By the time the 1970 festival was over, I’d recorded about 18 hours of highlights from those festivals. Over the years I’ve listened back to them and wished I could have made recordings directly from the mixing board, but instead these were made from the audience and dependent on the sounds that were amplified by the mics, the PA system and the musicians’ own instrument amplifiers. Compared with the sound of studio-made recordings, their technical quality is fair at best; but they are reasonably faithful reproductions of the sound that the festival audience heard. I took one of those recordings, a song by Magic Sam, and put it in Worlds of Music, but other than that none of the recordings ever was published and few of them circulated. At the time, I was under the impression that both festivals were being recorded by professional sound technicians, targeted for issue on LP recordings soon afterwards. A sound truck from Atlantic Records was prominent at the 1970 festival, and I worried that our band’s performance might not have been up to their standard. I need not have worried, because no recordings ever were released; and years later, I was told that those professional recordings had somehow disappeared.

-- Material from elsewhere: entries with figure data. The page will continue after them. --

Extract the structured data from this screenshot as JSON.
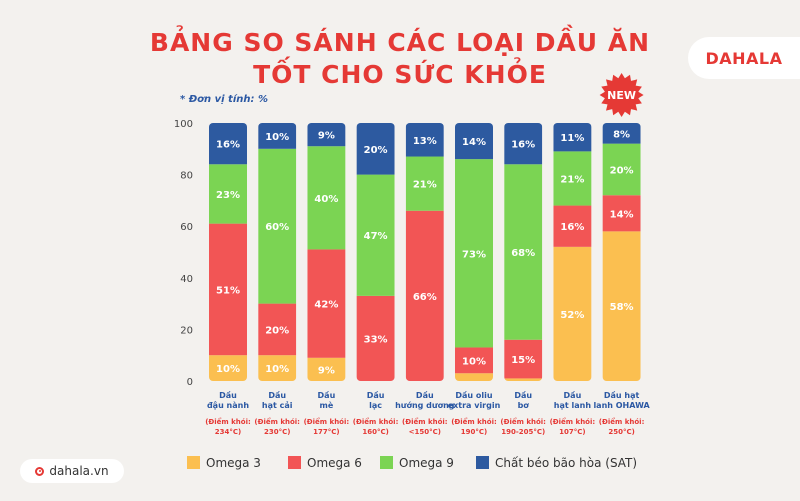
{
  "title_line1": "BẢNG SO SÁNH CÁC LOẠI DẦU ĂN",
  "title_line2": "TỐT CHO SỨC KHỎE",
  "brand": "DAHALA",
  "unit_note": "* Đơn vị tính: %",
  "website": "dahala.vn",
  "new_badge": "NEW",
  "colors": {
    "title": "#e53935",
    "omega3": "#fbbf50",
    "omega6": "#f25555",
    "omega9": "#7bd453",
    "sat": "#2d5aa0"
  },
  "chart_data": {
    "type": "bar",
    "stacked": true,
    "ylim": [
      0,
      100
    ],
    "yticks": [
      0,
      20,
      40,
      60,
      80,
      100
    ],
    "categories": [
      {
        "name1": "Dầu",
        "name2": "đậu nành",
        "smoke1": "(Điểm khói:",
        "smoke2": "234°C)"
      },
      {
        "name1": "Dầu",
        "name2": "hạt cải",
        "smoke1": "(Điểm khói:",
        "smoke2": "230°C)"
      },
      {
        "name1": "Dầu",
        "name2": "mè",
        "smoke1": "(Điểm khói:",
        "smoke2": "177°C)"
      },
      {
        "name1": "Dầu",
        "name2": "lạc",
        "smoke1": "(Điểm khói:",
        "smoke2": "160°C)"
      },
      {
        "name1": "Dầu",
        "name2": "hướng dương",
        "smoke1": "(Điểm khói:",
        "smoke2": "<150°C)"
      },
      {
        "name1": "Dầu oliu",
        "name2": "extra virgin",
        "smoke1": "(Điểm khói:",
        "smoke2": "190°C)"
      },
      {
        "name1": "Dầu",
        "name2": "bơ",
        "smoke1": "(Điểm khói:",
        "smoke2": "190-205°C)"
      },
      {
        "name1": "Dầu",
        "name2": "hạt lanh",
        "smoke1": "(Điểm khói:",
        "smoke2": "107°C)"
      },
      {
        "name1": "Dầu hạt",
        "name2": "lanh OHAWA",
        "smoke1": "(Điểm khói:",
        "smoke2": "250°C)"
      }
    ],
    "series": [
      {
        "name": "Omega 3",
        "key": "omega3",
        "values": [
          10,
          10,
          9,
          0,
          0,
          3,
          1,
          52,
          58
        ],
        "labels": [
          "10%",
          "10%",
          "9%",
          "",
          "",
          "",
          "",
          "52%",
          "58%"
        ]
      },
      {
        "name": "Omega 6",
        "key": "omega6",
        "values": [
          51,
          20,
          42,
          33,
          66,
          10,
          15,
          16,
          14
        ],
        "labels": [
          "51%",
          "20%",
          "42%",
          "33%",
          "66%",
          "10%",
          "15%",
          "16%",
          "14%"
        ]
      },
      {
        "name": "Omega 9",
        "key": "omega9",
        "values": [
          23,
          60,
          40,
          47,
          21,
          73,
          68,
          21,
          20
        ],
        "labels": [
          "23%",
          "60%",
          "40%",
          "47%",
          "21%",
          "73%",
          "68%",
          "21%",
          "20%"
        ]
      },
      {
        "name": "Chất béo bão hòa (SAT)",
        "key": "sat",
        "values": [
          16,
          10,
          9,
          20,
          13,
          14,
          16,
          11,
          8
        ],
        "labels": [
          "16%",
          "10%",
          "9%",
          "20%",
          "13%",
          "14%",
          "16%",
          "11%",
          "8%"
        ]
      }
    ],
    "new_category_index": 8
  }
}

I knew that at least one other person, John Fishel, had made recordings from the audience, as I had done, because some of his were issued by Delmark Records several years later; but until a couple of years ago when his brother and his son were in touch with me about my recordings, I hadn’t realized that ours were the only ones to survive, more than forty years later.
Jim Fishel was in touch with me asking whether I still had those recordings and if so, what were they, and would it be possible to use one or two for a reissue project that he and his son Parker were proposing through a retro Nashville outfit, Third Man Records. They were planning to release a vinyl LP set commemorating the 1969 festival in recordings, for the niche audience for blues was also inclined toward the older formats, such as vinyl, rather than CD. In fact, back in the 1960s when LPs were current, many blues aficionados preferred the sound from the original shellac 78 rpm records. Jim and Parker were especially interested in my recordings of Son House; later, it turned out he wanted to hear what I had recorded of Freddy King. I retrieved these and digitized them, edited them, and sent them along. Parker was very pleased with the results, and it now looks as if some or all of them will make it onto the reissue. The Fishels are doing this in the right way, licensing the recordings and paying the musicians or their heirs. The music from both festivals was magnificent; and although these recordings don’t have the sound quality of those made with professional equipment, their sound quality has something in its favor that high fidelity recordings from that era do not. That is, in keeping with the retro aesthetic, they have the quality of being well worn, or broken in, with the aura of good and proper use about them. There is something in the hipster aesthetic that prefers the older analog sound (tube equipment, etc.) to the pristine sterility of digital sound. Like a black and white still photograph, these recordings evoke the historical past, which of course they now represent.